Used by network security architects, system/network administrators, security engineers, security auditors and IT risk managers who design, deploy or operate network perimeter and inter-segment security controls. Also useful for procurement teams when specifying gateway/security appliance requirements and for compliance/audit personnel assessing gateway configurations against organisational policies.

Related standards

Part of the ISO/IEC 27033 network security family (other parts include overview/terminology and specific guidance on intra-network security and VPNs). It is commonly used alongside ISO/IEC 27001 and ISO/IEC 27002 (information security management and control guidance) and other national GOST R adoptions of ISO/IEC 27000‑series documents. Related GOST R adoptions for the 27033 series and nearby parts were introduced in the same 2021 national package.

Keywords

network security; security gateway; firewall; application firewall; intrusion prevention; IPS/IDS; packet filtering; stateful inspection; proxy gateway; gateway architecture; segmentation; gateway hardening; network design; GOST R; ISO/IEC 27033.

FAQ

Q: What is this standard?

A: GOST R ISO/IEC 27033-4-2021 is the Russian national adoption of ISO/IEC 27033‑4, giving guidance on securing communications between networks using security gateways (firewalls, application gateways, IPS, etc.). It was introduced into force in Russia on 30 November 2021.

Q: What does it cover?

A: It covers threat analysis for gateway scenarios, specification of gateway security requirements, selection and design of gateway controls (packet filters, stateful inspection, proxies, content filtering, NAT, IPS integration), and operational guidance for deployment, monitoring and review.

Q: Who typically uses it?

A: Network security architects, system and network administrators, security engineers, procurement/specification teams, and auditors or compliance staff responsible for gateway/security appliance selection and configuration.

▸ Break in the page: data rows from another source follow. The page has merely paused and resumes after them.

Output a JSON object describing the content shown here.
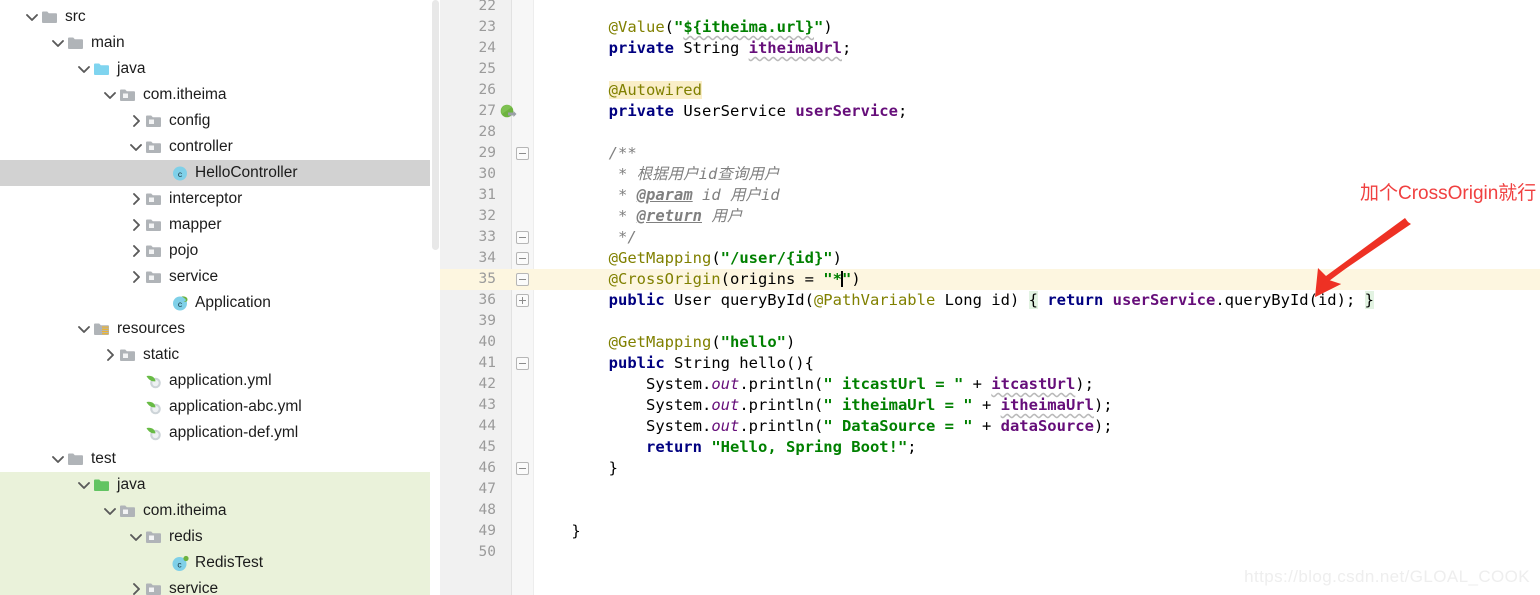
{
  "sidebar": {
    "scroll_thumb": true,
    "rows": [
      {
        "label": "src",
        "indent": 0,
        "arrow": "down",
        "icon": "folder-gray",
        "state": "normal"
      },
      {
        "label": "main",
        "indent": 1,
        "arrow": "down",
        "icon": "folder-gray",
        "state": "normal"
      },
      {
        "label": "java",
        "indent": 2,
        "arrow": "down",
        "icon": "folder-blue",
        "state": "normal"
      },
      {
        "label": "com.itheima",
        "indent": 3,
        "arrow": "down",
        "icon": "folder-package",
        "state": "normal"
      },
      {
        "label": "config",
        "indent": 4,
        "arrow": "right",
        "icon": "folder-package",
        "state": "normal"
      },
      {
        "label": "controller",
        "indent": 4,
        "arrow": "down",
        "icon": "folder-package",
        "state": "normal"
      },
      {
        "label": "HelloController",
        "indent": 5,
        "arrow": "none",
        "icon": "class-java",
        "state": "selected"
      },
      {
        "label": "interceptor",
        "indent": 4,
        "arrow": "right",
        "icon": "folder-package",
        "state": "normal"
      },
      {
        "label": "mapper",
        "indent": 4,
        "arrow": "right",
        "icon": "folder-package",
        "state": "normal"
      },
      {
        "label": "pojo",
        "indent": 4,
        "arrow": "right",
        "icon": "folder-package",
        "state": "normal"
      },
      {
        "label": "service",
        "indent": 4,
        "arrow": "right",
        "icon": "folder-package",
        "state": "normal"
      },
      {
        "label": "Application",
        "indent": 5,
        "arrow": "none",
        "icon": "class-spring",
        "state": "normal"
      },
      {
        "label": "resources",
        "indent": 2,
        "arrow": "down",
        "icon": "folder-res",
        "state": "normal"
      },
      {
        "label": "static",
        "indent": 3,
        "arrow": "right",
        "icon": "folder-package",
        "state": "normal"
      },
      {
        "label": "application.yml",
        "indent": 4,
        "arrow": "none",
        "icon": "file-yaml",
        "state": "normal"
      },
      {
        "label": "application-abc.yml",
        "indent": 4,
        "arrow": "none",
        "icon": "file-yaml",
        "state": "normal"
      },
      {
        "label": "application-def.yml",
        "indent": 4,
        "arrow": "none",
        "icon": "file-yaml",
        "state": "normal"
      },
      {
        "label": "test",
        "indent": 1,
        "arrow": "down",
        "icon": "folder-gray",
        "state": "normal"
      },
      {
        "label": "java",
        "indent": 2,
        "arrow": "down",
        "icon": "folder-green",
        "state": "green"
      },
      {
        "label": "com.itheima",
        "indent": 3,
        "arrow": "down",
        "icon": "folder-package",
        "state": "green"
      },
      {
        "label": "redis",
        "indent": 4,
        "arrow": "down",
        "icon": "folder-package",
        "state": "green"
      },
      {
        "label": "RedisTest",
        "indent": 5,
        "arrow": "none",
        "icon": "class-test",
        "state": "green"
      },
      {
        "label": "service",
        "indent": 4,
        "arrow": "right",
        "icon": "folder-package",
        "state": "green"
      }
    ]
  },
  "editor": {
    "first_line_number": 22,
    "highlighted_line": 35,
    "lines": [
      {
        "n": 22,
        "segs": []
      },
      {
        "n": 23,
        "segs": [
          {
            "t": "        ",
            "c": "plain"
          },
          {
            "t": "@Value",
            "c": "ann"
          },
          {
            "t": "(",
            "c": "plain"
          },
          {
            "t": "\"",
            "c": "str"
          },
          {
            "t": "${itheima.url}",
            "c": "str squig"
          },
          {
            "t": "\"",
            "c": "str"
          },
          {
            "t": ")",
            "c": "plain"
          }
        ]
      },
      {
        "n": 24,
        "segs": [
          {
            "t": "        ",
            "c": "plain"
          },
          {
            "t": "private",
            "c": "kw"
          },
          {
            "t": " String ",
            "c": "plain"
          },
          {
            "t": "itheimaUrl",
            "c": "fld squig"
          },
          {
            "t": ";",
            "c": "plain"
          }
        ]
      },
      {
        "n": 25,
        "segs": []
      },
      {
        "n": 26,
        "segs": [
          {
            "t": "        ",
            "c": "plain"
          },
          {
            "t": "@Autowired",
            "c": "ann ann-hl"
          }
        ],
        "gutter_icon": "none"
      },
      {
        "n": 27,
        "segs": [
          {
            "t": "        ",
            "c": "plain"
          },
          {
            "t": "private",
            "c": "kw"
          },
          {
            "t": " UserService ",
            "c": "plain"
          },
          {
            "t": "userService",
            "c": "fld"
          },
          {
            "t": ";",
            "c": "plain"
          }
        ],
        "gutter_icon": "spring-bean"
      },
      {
        "n": 28,
        "segs": []
      },
      {
        "n": 29,
        "segs": [
          {
            "t": "        ",
            "c": "plain"
          },
          {
            "t": "/**",
            "c": "cmt"
          }
        ],
        "fold": "minus"
      },
      {
        "n": 30,
        "segs": [
          {
            "t": "         ",
            "c": "plain"
          },
          {
            "t": "* 根据用户id查询用户",
            "c": "cmt"
          }
        ]
      },
      {
        "n": 31,
        "segs": [
          {
            "t": "         ",
            "c": "plain"
          },
          {
            "t": "* ",
            "c": "cmt"
          },
          {
            "t": "@param",
            "c": "tag"
          },
          {
            "t": " id",
            "c": "cmt"
          },
          {
            "t": " 用户id",
            "c": "cmt"
          }
        ]
      },
      {
        "n": 32,
        "segs": [
          {
            "t": "         ",
            "c": "plain"
          },
          {
            "t": "* ",
            "c": "cmt"
          },
          {
            "t": "@return",
            "c": "tag"
          },
          {
            "t": " 用户",
            "c": "cmt"
          }
        ]
      },
      {
        "n": 33,
        "segs": [
          {
            "t": "         ",
            "c": "plain"
          },
          {
            "t": "*/",
            "c": "cmt"
          }
        ],
        "fold": "minus"
      },
      {
        "n": 34,
        "segs": [
          {
            "t": "        ",
            "c": "plain"
          },
          {
            "t": "@GetMapping",
            "c": "ann"
          },
          {
            "t": "(",
            "c": "plain"
          },
          {
            "t": "\"/user/{id}\"",
            "c": "str"
          },
          {
            "t": ")",
            "c": "plain"
          }
        ],
        "fold": "minus"
      },
      {
        "n": 35,
        "segs": [
          {
            "t": "        ",
            "c": "plain"
          },
          {
            "t": "@CrossOrigin",
            "c": "ann"
          },
          {
            "t": "(origins = ",
            "c": "plain"
          },
          {
            "t": "\"",
            "c": "str"
          },
          {
            "t": "*",
            "c": "str"
          },
          {
            "t": "CARET",
            "c": "caret"
          },
          {
            "t": "\"",
            "c": "str"
          },
          {
            "t": ")",
            "c": "plain"
          }
        ],
        "fold": "minus"
      },
      {
        "n": 36,
        "segs": [
          {
            "t": "        ",
            "c": "plain"
          },
          {
            "t": "public",
            "c": "kw"
          },
          {
            "t": " User queryById(",
            "c": "plain"
          },
          {
            "t": "@PathVariable",
            "c": "ann"
          },
          {
            "t": " Long id) ",
            "c": "plain"
          },
          {
            "t": "{",
            "c": "plain brace-hl"
          },
          {
            "t": " ",
            "c": "plain"
          },
          {
            "t": "return",
            "c": "kw"
          },
          {
            "t": " ",
            "c": "plain"
          },
          {
            "t": "userService",
            "c": "fld"
          },
          {
            "t": ".queryById(id); ",
            "c": "plain"
          },
          {
            "t": "}",
            "c": "plain brace-hl"
          }
        ],
        "fold": "plus"
      },
      {
        "n": 39,
        "segs": []
      },
      {
        "n": 40,
        "segs": [
          {
            "t": "        ",
            "c": "plain"
          },
          {
            "t": "@GetMapping",
            "c": "ann"
          },
          {
            "t": "(",
            "c": "plain"
          },
          {
            "t": "\"hello\"",
            "c": "str"
          },
          {
            "t": ")",
            "c": "plain"
          }
        ]
      },
      {
        "n": 41,
        "segs": [
          {
            "t": "        ",
            "c": "plain"
          },
          {
            "t": "public",
            "c": "kw"
          },
          {
            "t": " String hello(){",
            "c": "plain"
          }
        ],
        "fold": "minus"
      },
      {
        "n": 42,
        "segs": [
          {
            "t": "            ",
            "c": "plain"
          },
          {
            "t": "System.",
            "c": "plain"
          },
          {
            "t": "out",
            "c": "stat"
          },
          {
            "t": ".println(",
            "c": "plain"
          },
          {
            "t": "\" itcastUrl = \"",
            "c": "str"
          },
          {
            "t": " + ",
            "c": "plain"
          },
          {
            "t": "itcastUrl",
            "c": "fld squig"
          },
          {
            "t": ");",
            "c": "plain"
          }
        ]
      },
      {
        "n": 43,
        "segs": [
          {
            "t": "            ",
            "c": "plain"
          },
          {
            "t": "System.",
            "c": "plain"
          },
          {
            "t": "out",
            "c": "stat"
          },
          {
            "t": ".println(",
            "c": "plain"
          },
          {
            "t": "\" itheimaUrl = \"",
            "c": "str"
          },
          {
            "t": " + ",
            "c": "plain"
          },
          {
            "t": "itheimaUrl",
            "c": "fld squig"
          },
          {
            "t": ");",
            "c": "plain"
          }
        ]
      },
      {
        "n": 44,
        "segs": [
          {
            "t": "            ",
            "c": "plain"
          },
          {
            "t": "System.",
            "c": "plain"
          },
          {
            "t": "out",
            "c": "stat"
          },
          {
            "t": ".println(",
            "c": "plain"
          },
          {
            "t": "\" DataSource = \"",
            "c": "str"
          },
          {
            "t": " + ",
            "c": "plain"
          },
          {
            "t": "dataSource",
            "c": "fld"
          },
          {
            "t": ");",
            "c": "plain"
          }
        ]
      },
      {
        "n": 45,
        "segs": [
          {
            "t": "            ",
            "c": "plain"
          },
          {
            "t": "return",
            "c": "kw"
          },
          {
            "t": " ",
            "c": "plain"
          },
          {
            "t": "\"Hello, Spring Boot!\"",
            "c": "str"
          },
          {
            "t": ";",
            "c": "plain"
          }
        ]
      },
      {
        "n": 46,
        "segs": [
          {
            "t": "        ",
            "c": "plain"
          },
          {
            "t": "}",
            "c": "plain"
          }
        ],
        "fold": "minus"
      },
      {
        "n": 47,
        "segs": []
      },
      {
        "n": 48,
        "segs": []
      },
      {
        "n": 49,
        "segs": [
          {
            "t": "    ",
            "c": "plain"
          },
          {
            "t": "}",
            "c": "plain"
          }
        ]
      },
      {
        "n": 50,
        "segs": []
      }
    ]
  },
  "annotation": {
    "text": "加个CrossOrigin就行",
    "color": "#f04040",
    "arrow": "arrow-down-left"
  },
  "watermark": {
    "text": "https://blog.csdn.net/GLOAL_COOK"
  }
}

Q: Is it current or superseded?

A: The GOST R adoption (GOST R ISO/IEC 27033-4-2021) was introduced into force on 30 November 2021 and is listed as active. The underlying international text is ISO/IEC 27033‑4 originally published in 2014 (the international part remains the reference technical text). Users should check national catalogs or Rosstandart notifications for any later revisions or amendments.

Q: Is it part of a series?

A: Yes — it is part of the ISO/IEC 27033 series on network security (multiple parts addressing overview/terminology, intra-network security, gateway guidance, VPNs, etc.), and it is published in Russia as part of the 2021 GOST R adoptions of several ISO/IEC 27000‑series parts.

Q: What are the key keywords?

A: Network security, security gateway, firewall, application gateway, IPS, packet filtering, stateful inspection, proxy gateway, gateway design, segmentation, gateway hardening, GOST R, ISO/IEC 27033.